18 de Febrero del 2021

        Hoy, diecisiete de febrero de 2021, me dispongo a escribir un nuevo diccionario de la lengua castellana. Hace cuatro años que no vivo en España. Aquí, en Lovaina, hace frío y el cielo está siempre cubierto de un gris de cemento. Quizás por eso necesito escribirlo, para grabar a fuego y para siempre que, pase lo que pase y sea donde sea que me lleven mis pasos, siempre tendré un hogar, una casa. Una casa que, antes que nada, es una lengua: la lengua española. Que quede claro, no hablo de la academia. De hecho, ni siquiera hablo de la lengua española. Hablo de todo lo que la rodea, desde El Quijote hasta Estopa, hasta “cerrajero”, hasta decir “Jaimito” sin tener que explicar nada, hasta decir “te quiero” sin tartamudear.

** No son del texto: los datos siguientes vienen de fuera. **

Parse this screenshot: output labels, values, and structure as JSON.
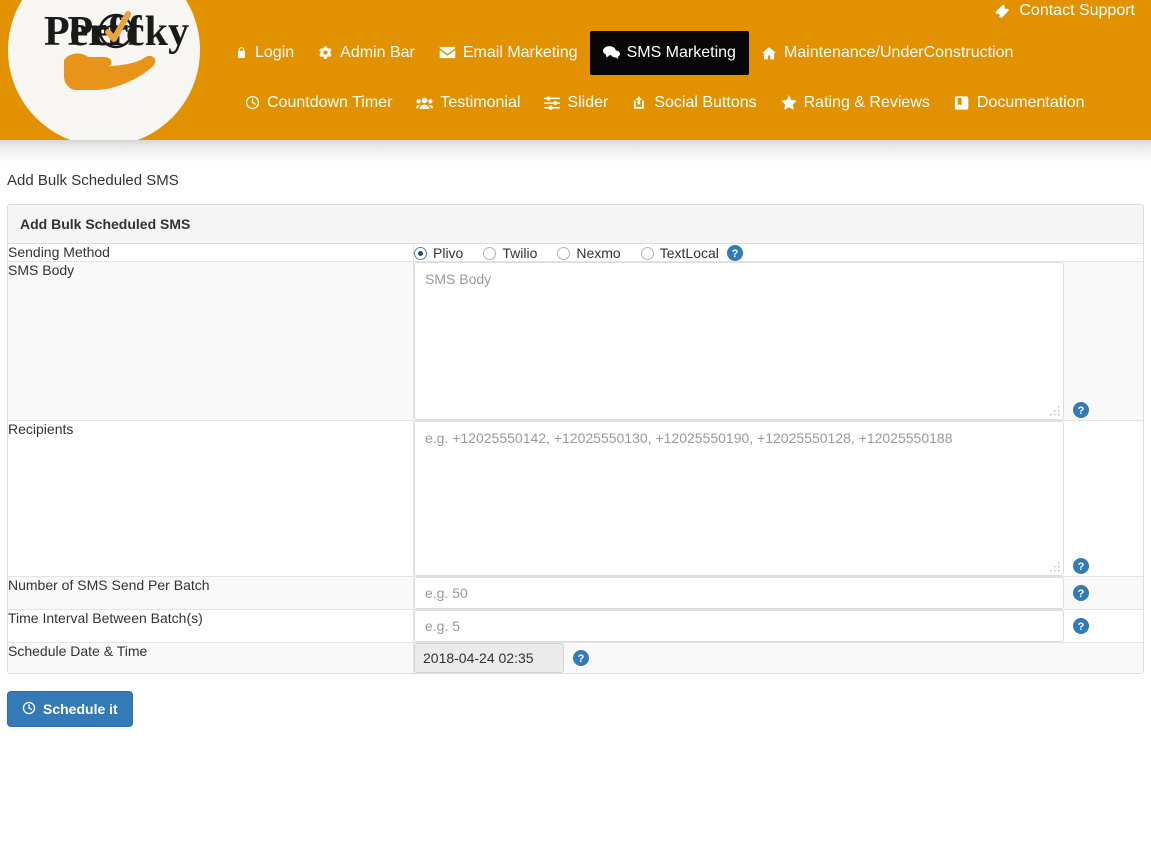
{
  "header": {
    "brand": "Perfecky",
    "background_color": "#e29100",
    "active_color": "#080808",
    "contact_support": {
      "label": "Contact Support",
      "icon": "ticket-icon"
    },
    "nav_row1": [
      {
        "label": "Login",
        "icon": "lock-icon",
        "active": false
      },
      {
        "label": "Admin Bar",
        "icon": "gear-icon",
        "active": false
      },
      {
        "label": "Email Marketing",
        "icon": "envelope-icon",
        "active": false
      },
      {
        "label": "SMS Marketing",
        "icon": "comments-icon",
        "active": true
      },
      {
        "label": "Maintenance/UnderConstruction",
        "icon": "home-icon",
        "active": false
      }
    ],
    "nav_row2": [
      {
        "label": "Countdown Timer",
        "icon": "clock-icon",
        "active": false
      },
      {
        "label": "Testimonial",
        "icon": "users-icon",
        "active": false
      },
      {
        "label": "Slider",
        "icon": "sliders-icon",
        "active": false
      },
      {
        "label": "Social Buttons",
        "icon": "share-icon",
        "active": false
      },
      {
        "label": "Rating & Reviews",
        "icon": "star-icon",
        "active": false
      },
      {
        "label": "Documentation",
        "icon": "book-icon",
        "active": false
      }
    ]
  },
  "page": {
    "title": "Add Bulk Scheduled SMS",
    "panel_heading": "Add Bulk Scheduled SMS"
  },
  "form": {
    "sending_method": {
      "label": "Sending Method",
      "options": [
        {
          "label": "Plivo",
          "checked": true
        },
        {
          "label": "Twilio",
          "checked": false
        },
        {
          "label": "Nexmo",
          "checked": false
        },
        {
          "label": "TextLocal",
          "checked": false
        }
      ],
      "help_icon": "help-circle-icon"
    },
    "sms_body": {
      "label": "SMS Body",
      "placeholder": "SMS Body",
      "value": "",
      "help_icon": "help-circle-icon"
    },
    "recipients": {
      "label": "Recipients",
      "placeholder": "e.g. +12025550142, +12025550130, +12025550190, +12025550128, +12025550188",
      "value": "",
      "help_icon": "help-circle-icon"
    },
    "batch_size": {
      "label": "Number of SMS Send Per Batch",
      "placeholder": "e.g. 50",
      "value": "",
      "help_icon": "help-circle-icon"
    },
    "interval": {
      "label": "Time Interval Between Batch(s)",
      "placeholder": "e.g. 5",
      "value": "",
      "help_icon": "help-circle-icon"
    },
    "schedule": {
      "label": "Schedule Date & Time",
      "value": "2018-04-24 02:35",
      "help_icon": "help-circle-icon"
    },
    "submit": {
      "label": "Schedule it",
      "icon": "clock-icon",
      "color": "#337ab7"
    }
  }
}
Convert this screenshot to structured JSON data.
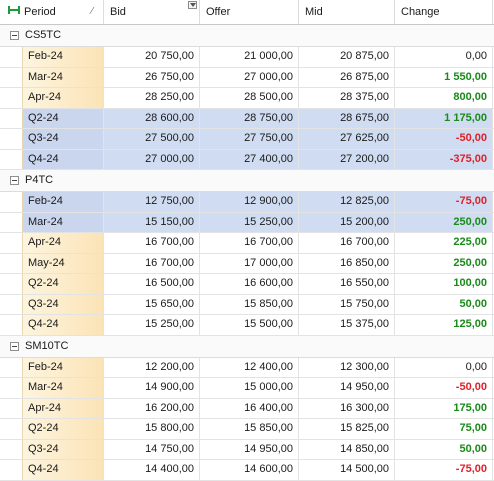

Després escriuré un diccionari en valencià i em sorprendré de no haver-ho fet abans. Dos llengües són dos pàtries, i no s’han de fer comparacions. Però la valenciana és tan propera... Per això em sorprendré de no haver-ho fet abans, perquè en el fons soc fill de València. Mare només es té una. No vull un diccionari per a ella. No vull una taxonomia de les seues formes. La vull lliure dins meu. Vull viure-la, com sempre ho he fet, a la meua manera, imperfecta, amb les meues paraules mal dites, mal pronunciades, segons diuen, però que tant em fan sentir, com les nits de platja d’estiu asseguts a la sorra de la Malvarrosa en què lamentàvem futurs impossibles.  

Pienso en mis idiomas, en mis patrias. Pienso en mí, porque somos palabras, y en todo lo que no soy cuando hablo las lenguas ajenas del país que hoy me acoge. Pienso en todo lo que comienzo a ser cuando dejo mis patrias y todo lo que no puedo ser cuando vuelvo a ellas. Con las idas y vueltas, uno se da cuenta de que cuatro años pueden ser cuatro días, de que la tormenta europea no afecta al sol del Mediterráneo, de que todo sigue su curso, de que varios ritmos son posibles al mismo tiempo y de que la vida corre a veces, otras va despacio, otras muta y otras no. Por eso escribo un diccionario. Porque todavía no voy a volver y porque tengo miedo de ser, llegado el día, extranjero aquí y extranjero allí.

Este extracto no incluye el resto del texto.